Based on historical patterns and current AI advancements in healthcare, it's plausible that major hospitals may advertise AI as the primary diagnostic tool by 2028. The AI health market is projected to grow at a compound annual growth rate of 40% from 2021 to 2027, according to Accenture. Additionally, a report by Grand View Research estimated that the global AI in healthcare market would reach $60.8 billion by 2028, reflecting the increasing interest and investment in AI within the healthcare industry. While challenges remain, one primary concern is the lack of immediate economic incentive for the healthcare industry to adopt AI for initial diagnoses, as it may reduce traditional doctor visits and related profits. Nevertheless, the exposed scenario suggests a transformative shift in healthcare diagnostics.

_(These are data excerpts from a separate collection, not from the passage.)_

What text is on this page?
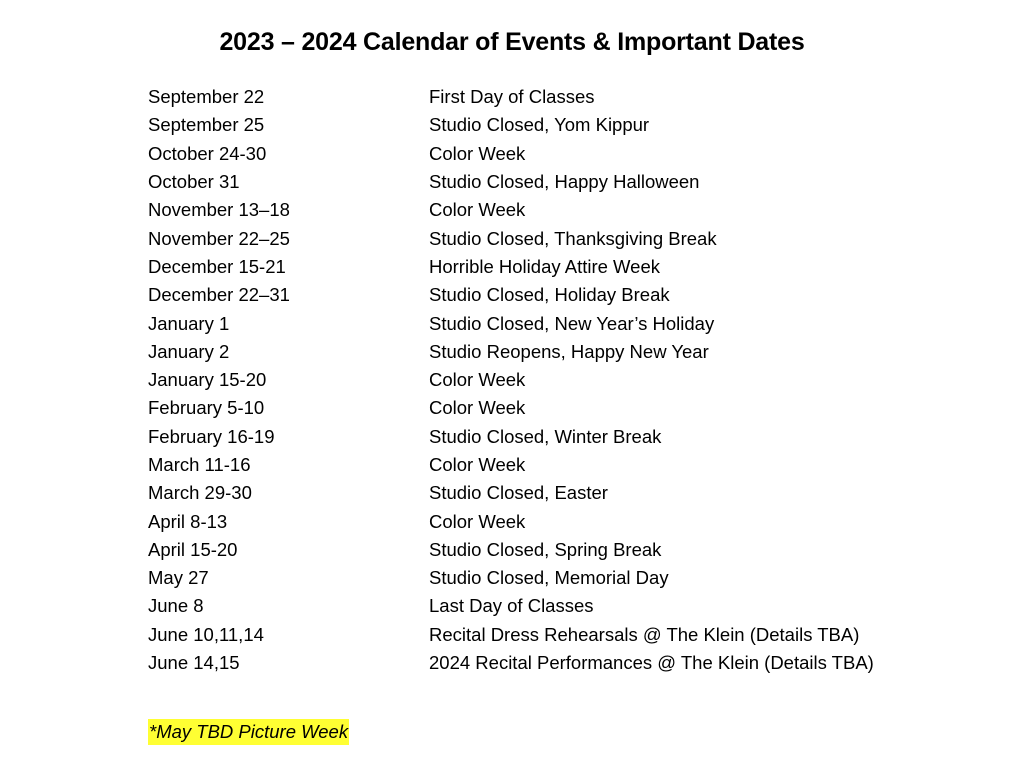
2023 – 2024 Calendar of Events & Important Dates
September 22	First Day of Classes
September 25	Studio Closed, Yom Kippur
October 24-30	Color Week
October 31	Studio Closed, Happy Halloween
November 13–18	Color Week
November 22–25	Studio Closed, Thanksgiving Break
December 15-21	Horrible Holiday Attire Week
December 22–31	Studio Closed, Holiday Break
January 1	Studio Closed, New Year’s Holiday
January 2	Studio Reopens, Happy New Year
January 15-20	Color Week
February 5-10	Color Week
February 16-19	Studio Closed, Winter Break
March 11-16	Color Week
March 29-30	Studio Closed, Easter
April 8-13	Color Week
April 15-20	Studio Closed, Spring Break
May 27	Studio Closed, Memorial Day
June 8	Last Day of Classes
June 10,11,14	Recital Dress Rehearsals @ The Klein (Details TBA)
June 14,15	2024 Recital Performances @ The Klein (Details TBA)
*May TBD Picture Week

https://www.accenture.com/au-en/insights/health/artificial-intelligence-healthcare

predicts YES

Most of diagnostics on serious diseases that require inpatient treatment are confirmed by medical imaging or histopathology. Both are based on imaging. Imaging is the easiest part of medical information where machine learning shows better than human accuracy. FDA already is approving CADe and CADx software. Therefore, it’s a YES

I would guess there are regulations in many countries that would literally make this illegal? Certain it wouldn't be supported by doctors themselves for the sake of better maintaining their position of power within the medical industry.

I really only see this happening in some poor backwater of Africa or South America where there's a chronic shortage of doctors.

predicts NO

@jonsimon I don't think you could call that backwater hospital major, in that case.

predicts YES

@jonsimon Then bet no? 😇

@xyz the criteria is

more than ten thousand concurrent patients.

So it doesn't depend on whether the hospital is a "backwater", whatever that means.